Killings of T1, UP tiger kick up global controversies

Nagpur: Conflict between people and tigers is the ultimate example of double-edged sword of conservation, Panthera, the global wildcat conservation organization, has said.
“India’s tremendous successes in saving and growing its tigers, paired with the nation’s exploding human population, have shifted the landscape to one in which encounters between cats and communities are frequent, and no doubt increasing,” said Dr John Goodrich, Panthera’s chief scientist and tiger program senior director.

Goodrich’s statement to TOI comes in the backdrop of killing of problem tigress T1 of Pandharkawda (Yavatmal) and another crushed to death by villagers in Uttar Pradesh recently.

The killing of two tigers linked to a number of attacks on people in India have ignited significant controversy and debate over the management of conflict between humans and wildlife, including big cats, elephants and other large mammals.

Panthera recognized the undeniable tragedy of these incidents for both people and wildlife alike, and encouraged the governments of world’s 11 tiger-bearing countries to pro-actively establish and, where needed, “improve upon comprehensive measures proven to reduce and prevent human-tiger conflict, humanely implement standardized procedures of engagement when conflict occurs”.

“Particularly for an endangered species hanging on brink of extinction across much of its range, having so many tigers that they spill over park boundaries is a welcome and rare ‘problem’ to have,” said Goodrich.

The expert added that though the Indian government, with the help of local NGOs, has developed strong conflict prevention programmes, even the best programs cannot stop all conflict. In such instances, “swift response is needed to prevent backlash from local people that undermines conservation efforts”.

Goodrich continued, “The case of tigress crushed by a tractor is a tragic example of what can happen when locals retaliate.

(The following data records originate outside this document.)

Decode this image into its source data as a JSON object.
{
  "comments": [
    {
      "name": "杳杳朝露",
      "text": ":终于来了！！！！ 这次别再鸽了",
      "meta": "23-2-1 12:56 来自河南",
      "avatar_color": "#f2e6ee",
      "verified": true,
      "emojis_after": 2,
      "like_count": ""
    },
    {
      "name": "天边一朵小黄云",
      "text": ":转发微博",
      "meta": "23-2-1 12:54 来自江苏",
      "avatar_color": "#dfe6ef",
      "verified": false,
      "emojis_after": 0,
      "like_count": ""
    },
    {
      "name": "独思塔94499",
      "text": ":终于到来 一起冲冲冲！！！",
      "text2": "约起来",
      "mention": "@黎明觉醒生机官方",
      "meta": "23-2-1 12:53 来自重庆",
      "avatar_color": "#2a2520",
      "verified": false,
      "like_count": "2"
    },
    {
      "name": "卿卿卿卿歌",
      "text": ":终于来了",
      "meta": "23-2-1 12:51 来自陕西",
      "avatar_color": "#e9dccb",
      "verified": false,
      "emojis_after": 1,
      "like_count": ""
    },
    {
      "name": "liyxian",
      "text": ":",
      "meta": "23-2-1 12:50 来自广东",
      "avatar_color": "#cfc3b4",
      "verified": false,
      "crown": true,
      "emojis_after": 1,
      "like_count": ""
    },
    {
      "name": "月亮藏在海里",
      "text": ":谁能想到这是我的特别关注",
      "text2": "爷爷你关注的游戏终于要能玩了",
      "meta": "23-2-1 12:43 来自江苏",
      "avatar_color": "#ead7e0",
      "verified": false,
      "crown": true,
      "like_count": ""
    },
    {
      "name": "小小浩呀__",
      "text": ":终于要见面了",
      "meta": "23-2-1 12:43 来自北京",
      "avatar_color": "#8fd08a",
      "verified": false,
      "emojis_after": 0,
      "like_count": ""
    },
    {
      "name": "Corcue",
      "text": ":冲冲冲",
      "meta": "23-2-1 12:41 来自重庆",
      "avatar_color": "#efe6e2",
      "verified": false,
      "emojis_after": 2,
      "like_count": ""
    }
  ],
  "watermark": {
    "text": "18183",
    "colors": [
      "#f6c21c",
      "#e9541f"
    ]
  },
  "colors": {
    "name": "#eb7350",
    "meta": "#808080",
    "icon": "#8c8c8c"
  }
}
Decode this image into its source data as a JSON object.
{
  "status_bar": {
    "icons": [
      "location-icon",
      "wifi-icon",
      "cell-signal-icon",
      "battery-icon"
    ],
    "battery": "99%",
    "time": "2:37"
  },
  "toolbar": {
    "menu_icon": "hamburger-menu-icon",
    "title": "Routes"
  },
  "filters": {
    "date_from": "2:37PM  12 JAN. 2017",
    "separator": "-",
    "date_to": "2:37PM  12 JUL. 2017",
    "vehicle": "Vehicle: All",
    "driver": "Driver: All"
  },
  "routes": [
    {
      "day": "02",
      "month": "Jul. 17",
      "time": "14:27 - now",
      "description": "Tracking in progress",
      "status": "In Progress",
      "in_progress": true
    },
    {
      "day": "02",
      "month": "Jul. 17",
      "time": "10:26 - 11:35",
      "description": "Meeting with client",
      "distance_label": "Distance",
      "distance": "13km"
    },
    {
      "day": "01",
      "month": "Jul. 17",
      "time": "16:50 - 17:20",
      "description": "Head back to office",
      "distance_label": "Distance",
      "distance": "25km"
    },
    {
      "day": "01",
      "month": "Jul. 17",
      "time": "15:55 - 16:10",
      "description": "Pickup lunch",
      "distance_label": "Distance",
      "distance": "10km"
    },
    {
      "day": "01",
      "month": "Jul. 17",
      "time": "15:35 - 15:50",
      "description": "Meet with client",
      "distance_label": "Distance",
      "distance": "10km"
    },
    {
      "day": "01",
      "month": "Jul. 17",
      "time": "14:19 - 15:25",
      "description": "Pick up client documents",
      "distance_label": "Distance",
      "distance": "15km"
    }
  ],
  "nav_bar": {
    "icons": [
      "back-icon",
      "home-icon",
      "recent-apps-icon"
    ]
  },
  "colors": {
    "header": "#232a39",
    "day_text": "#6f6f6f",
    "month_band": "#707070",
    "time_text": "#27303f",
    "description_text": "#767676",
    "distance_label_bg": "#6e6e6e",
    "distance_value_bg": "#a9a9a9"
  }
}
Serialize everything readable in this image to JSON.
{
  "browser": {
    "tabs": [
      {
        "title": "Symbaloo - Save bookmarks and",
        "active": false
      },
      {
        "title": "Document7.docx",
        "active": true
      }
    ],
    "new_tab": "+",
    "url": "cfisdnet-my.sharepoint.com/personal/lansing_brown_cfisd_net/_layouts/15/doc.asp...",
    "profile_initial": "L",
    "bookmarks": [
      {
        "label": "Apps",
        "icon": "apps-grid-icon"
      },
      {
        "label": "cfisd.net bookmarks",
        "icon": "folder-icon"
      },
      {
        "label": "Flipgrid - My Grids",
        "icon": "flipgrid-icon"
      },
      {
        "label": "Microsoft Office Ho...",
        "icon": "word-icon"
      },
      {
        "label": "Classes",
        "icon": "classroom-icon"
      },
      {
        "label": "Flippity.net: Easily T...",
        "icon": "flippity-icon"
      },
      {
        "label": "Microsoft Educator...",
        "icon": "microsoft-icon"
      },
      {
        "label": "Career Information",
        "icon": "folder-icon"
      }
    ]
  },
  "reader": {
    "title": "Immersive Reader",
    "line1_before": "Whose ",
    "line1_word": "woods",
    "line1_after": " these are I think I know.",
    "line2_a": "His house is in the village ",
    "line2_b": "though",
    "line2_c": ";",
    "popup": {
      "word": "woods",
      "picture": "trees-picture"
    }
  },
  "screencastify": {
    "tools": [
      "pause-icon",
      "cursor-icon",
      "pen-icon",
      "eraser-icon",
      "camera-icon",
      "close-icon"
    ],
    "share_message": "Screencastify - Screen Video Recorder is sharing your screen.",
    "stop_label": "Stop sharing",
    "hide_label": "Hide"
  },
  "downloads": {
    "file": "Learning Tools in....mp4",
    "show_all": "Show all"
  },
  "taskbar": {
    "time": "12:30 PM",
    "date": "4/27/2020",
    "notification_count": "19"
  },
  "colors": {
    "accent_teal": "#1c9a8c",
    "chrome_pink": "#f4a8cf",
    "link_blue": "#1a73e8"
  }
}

Removal of an offending tiger from the wild is an absolute last resort but necessary to avoid greater risk to tiger populations.”

The expert suggested measures like improving livestock management, such as use of predator-proof corrals, to decrease tiger depredation that triggers retaliatory killings of tigers.

Goodrich called for protecting tiger prey through increased law enforcement, habitat improvements and legislation, thus decreasing attacks on livestock.

While the recent events in India have focused world’s attention on the potential pitfalls of having large numbers of tigers in a densely populated landscape, it’s important to note that India’s tolerance for living with large carnivores is unusually high.

“Still, tigers in India and across the species’ range are severely threatened by poaching, habitat loss, and conflict with people, and continue to be in danger of extinction,” he said.

Today, India is home to world’s largest tiger population, significant leopard and elephant populations, and the second largest human population, estimated at nearly 1.35 billion individuals, all of which are vying for a finite amount of space.

Through the Tigers Forever Program, Panthera’s scientists and law enforcement experts work in India, Nepal, and across other tiger-bearing countries to mitigate conflict and invest in community-centred conservation initiatives that secure the livelihoods and well-being of those sharing their homes with wildlife.

Goodrich added, “Restoring tiger populations to healthy levels relies on the trust, tolerance and engagement of the people living alongside these wildcats. This is the very foundation of successful conservation.”